Self-represented sellers on GetMoreOffers should always carefully weigh what they say to buyers’ agents. This includes whenever the seller is soliciting feedback which may or may not prove helpful.
You can’t always trust that negative feedback reflects the real reasons buyers don’t make offers. Let’s say the home has been shown fifteen times with absolutely no offers, and you have received seven different feedback comments, such as they didn’t like the floor or the location. That fact that there have been zero offers indicates that it’s not issues with the home itself but with the price.
In other words, the home is likely over-priced because all fifteen buyers walked away while only seven of them had negative feedback on various issues. Interestingly, sellers most often say, “It’s not my price because no one has mentioned price and everyone liked my home.” Had the price, however, been $10,000 lower, some or all of those buyer objections would disappear and possibly an offer would have been presented.
Some sellers long to hear positive feedback, but that’s rarely forthcoming from a skilled buyer’s agent. The savviest buyer’s agent will be less than forthright about offering overly positive feedback because they are working to get the buyer the lowest price and won’t want to give away any negotiating advantage.

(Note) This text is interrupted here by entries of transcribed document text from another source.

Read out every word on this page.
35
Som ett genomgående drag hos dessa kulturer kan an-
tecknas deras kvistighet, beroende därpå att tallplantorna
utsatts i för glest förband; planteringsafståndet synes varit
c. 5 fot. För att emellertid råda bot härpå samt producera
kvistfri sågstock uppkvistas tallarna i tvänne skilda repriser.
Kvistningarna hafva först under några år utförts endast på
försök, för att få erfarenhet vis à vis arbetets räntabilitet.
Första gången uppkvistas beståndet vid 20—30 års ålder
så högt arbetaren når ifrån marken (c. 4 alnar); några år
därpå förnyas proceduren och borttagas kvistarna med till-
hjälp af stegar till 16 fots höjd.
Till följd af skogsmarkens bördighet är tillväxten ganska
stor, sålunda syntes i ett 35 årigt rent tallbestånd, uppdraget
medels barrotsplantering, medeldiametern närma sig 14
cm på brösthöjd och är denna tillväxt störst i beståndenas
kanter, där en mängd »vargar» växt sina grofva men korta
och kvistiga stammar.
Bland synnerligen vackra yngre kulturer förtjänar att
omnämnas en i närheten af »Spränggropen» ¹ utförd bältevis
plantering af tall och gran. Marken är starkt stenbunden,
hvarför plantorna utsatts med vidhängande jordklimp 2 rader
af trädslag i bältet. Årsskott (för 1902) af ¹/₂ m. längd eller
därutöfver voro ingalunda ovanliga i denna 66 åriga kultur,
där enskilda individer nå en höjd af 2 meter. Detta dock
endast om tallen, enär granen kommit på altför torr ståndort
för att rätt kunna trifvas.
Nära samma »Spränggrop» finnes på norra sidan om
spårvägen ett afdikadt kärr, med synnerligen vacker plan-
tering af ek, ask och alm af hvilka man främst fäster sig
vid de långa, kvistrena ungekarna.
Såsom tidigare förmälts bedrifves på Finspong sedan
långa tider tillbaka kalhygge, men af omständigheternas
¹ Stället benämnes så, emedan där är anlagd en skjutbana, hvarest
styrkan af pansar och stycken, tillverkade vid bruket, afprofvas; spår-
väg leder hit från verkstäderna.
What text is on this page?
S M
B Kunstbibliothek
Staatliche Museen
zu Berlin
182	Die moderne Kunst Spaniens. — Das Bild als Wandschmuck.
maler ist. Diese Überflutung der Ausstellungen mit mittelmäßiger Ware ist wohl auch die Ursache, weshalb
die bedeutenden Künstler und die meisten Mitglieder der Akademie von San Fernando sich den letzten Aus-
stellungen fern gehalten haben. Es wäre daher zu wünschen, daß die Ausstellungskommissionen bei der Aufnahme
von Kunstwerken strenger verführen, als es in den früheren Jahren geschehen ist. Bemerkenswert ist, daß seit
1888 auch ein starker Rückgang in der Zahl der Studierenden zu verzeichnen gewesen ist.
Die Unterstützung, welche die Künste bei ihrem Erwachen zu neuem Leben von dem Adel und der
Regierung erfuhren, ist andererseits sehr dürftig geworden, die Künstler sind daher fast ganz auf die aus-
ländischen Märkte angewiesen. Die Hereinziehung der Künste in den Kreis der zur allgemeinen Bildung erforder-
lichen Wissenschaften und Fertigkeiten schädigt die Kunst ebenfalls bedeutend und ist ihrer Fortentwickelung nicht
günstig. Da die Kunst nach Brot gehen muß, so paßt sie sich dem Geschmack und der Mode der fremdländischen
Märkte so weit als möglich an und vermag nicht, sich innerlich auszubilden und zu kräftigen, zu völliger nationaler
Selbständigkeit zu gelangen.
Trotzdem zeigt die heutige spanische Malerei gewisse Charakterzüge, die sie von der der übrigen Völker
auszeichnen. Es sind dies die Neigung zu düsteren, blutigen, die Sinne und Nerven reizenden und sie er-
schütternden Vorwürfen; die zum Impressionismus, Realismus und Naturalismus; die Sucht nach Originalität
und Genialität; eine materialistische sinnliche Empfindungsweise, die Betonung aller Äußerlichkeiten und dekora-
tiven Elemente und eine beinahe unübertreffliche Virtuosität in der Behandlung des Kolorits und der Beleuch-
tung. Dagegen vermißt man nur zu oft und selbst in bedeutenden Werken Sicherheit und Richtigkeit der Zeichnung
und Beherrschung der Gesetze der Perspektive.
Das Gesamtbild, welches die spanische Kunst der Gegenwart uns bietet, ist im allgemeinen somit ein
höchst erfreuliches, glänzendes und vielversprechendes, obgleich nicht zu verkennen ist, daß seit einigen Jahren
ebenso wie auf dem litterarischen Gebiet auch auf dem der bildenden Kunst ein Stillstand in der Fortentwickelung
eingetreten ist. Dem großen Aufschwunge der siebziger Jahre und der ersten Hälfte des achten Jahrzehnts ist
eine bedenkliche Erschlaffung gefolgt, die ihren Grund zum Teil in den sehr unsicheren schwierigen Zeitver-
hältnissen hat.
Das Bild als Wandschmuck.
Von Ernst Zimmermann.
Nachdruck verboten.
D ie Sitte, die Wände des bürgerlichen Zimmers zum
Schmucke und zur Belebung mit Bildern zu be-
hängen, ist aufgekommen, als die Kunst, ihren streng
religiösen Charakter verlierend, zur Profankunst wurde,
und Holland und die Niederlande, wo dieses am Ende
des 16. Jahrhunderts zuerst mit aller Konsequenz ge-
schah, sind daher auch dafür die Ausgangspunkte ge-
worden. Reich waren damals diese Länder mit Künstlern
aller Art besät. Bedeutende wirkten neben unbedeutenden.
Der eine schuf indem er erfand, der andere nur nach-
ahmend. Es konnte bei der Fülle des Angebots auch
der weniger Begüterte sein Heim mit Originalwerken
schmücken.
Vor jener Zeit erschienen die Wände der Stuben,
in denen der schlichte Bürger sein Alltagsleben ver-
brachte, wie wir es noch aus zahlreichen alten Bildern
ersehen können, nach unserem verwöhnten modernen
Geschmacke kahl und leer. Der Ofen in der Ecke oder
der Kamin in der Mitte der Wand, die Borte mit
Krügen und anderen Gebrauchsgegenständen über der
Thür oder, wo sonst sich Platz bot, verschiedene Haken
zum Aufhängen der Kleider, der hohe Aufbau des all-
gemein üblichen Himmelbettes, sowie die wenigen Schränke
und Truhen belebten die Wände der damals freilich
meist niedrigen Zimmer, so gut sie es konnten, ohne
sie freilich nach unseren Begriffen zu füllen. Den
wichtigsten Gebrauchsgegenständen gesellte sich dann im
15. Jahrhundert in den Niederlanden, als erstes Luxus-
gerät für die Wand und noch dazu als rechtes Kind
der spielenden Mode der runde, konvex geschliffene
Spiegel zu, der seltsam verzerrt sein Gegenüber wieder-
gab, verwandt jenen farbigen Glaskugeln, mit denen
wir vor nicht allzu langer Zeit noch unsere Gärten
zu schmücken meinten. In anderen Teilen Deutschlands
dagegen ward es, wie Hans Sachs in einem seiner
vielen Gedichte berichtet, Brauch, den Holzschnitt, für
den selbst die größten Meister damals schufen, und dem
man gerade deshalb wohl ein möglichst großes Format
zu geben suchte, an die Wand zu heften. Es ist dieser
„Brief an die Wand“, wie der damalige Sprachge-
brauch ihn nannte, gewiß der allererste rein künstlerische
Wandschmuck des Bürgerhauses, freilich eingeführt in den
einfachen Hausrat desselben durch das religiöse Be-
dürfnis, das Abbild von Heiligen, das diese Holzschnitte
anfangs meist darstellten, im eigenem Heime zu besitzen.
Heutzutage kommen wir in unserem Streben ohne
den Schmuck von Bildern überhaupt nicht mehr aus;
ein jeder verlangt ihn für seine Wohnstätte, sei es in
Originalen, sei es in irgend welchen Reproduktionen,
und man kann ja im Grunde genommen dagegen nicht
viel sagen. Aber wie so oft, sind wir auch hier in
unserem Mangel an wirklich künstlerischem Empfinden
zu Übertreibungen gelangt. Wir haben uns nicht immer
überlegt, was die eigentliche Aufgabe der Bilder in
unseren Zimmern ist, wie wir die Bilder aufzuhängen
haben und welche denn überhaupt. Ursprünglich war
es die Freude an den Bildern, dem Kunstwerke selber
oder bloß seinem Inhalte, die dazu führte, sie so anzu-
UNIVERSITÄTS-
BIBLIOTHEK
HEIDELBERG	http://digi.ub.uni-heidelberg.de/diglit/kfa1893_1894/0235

Still, many sellers and listing agents alike view feedback as honest and helpful, but remember that the buyers’ agents are always negotiating against sellers. For example, a buyer’s agent may mislead you by giving negative feedback that the home is a more house than the buyer needs or maybe that it’s in the buyer’s top three choices, but in reality, the buyer thinks the home is the perfect layout, and it’s the buyer’s first choice of homes.
From a professional negotiator’s point of view, it’s not feedback a seller wants, it’s an offer. That being said, a seller should not ask if an offer is forthcoming unless there is another offer in play. Why? If you have another offer in play it’s appropriate to inform the buyer’s agent. Knowing there’s another offer may motivate the buyer to make his own offer or risk losing the home. But asking if an offer is coming without having another offer in play may be viewed as either too aggressive or too anxious which may then be interpreted by the buyer’s agent as meaning “Wow, this seller is motivated. We have the negotiating edge.”
So sellers beware. Before you speak to a buyer’s agent, remember that every time buyers’ agents hear something they can use against a seller, they will.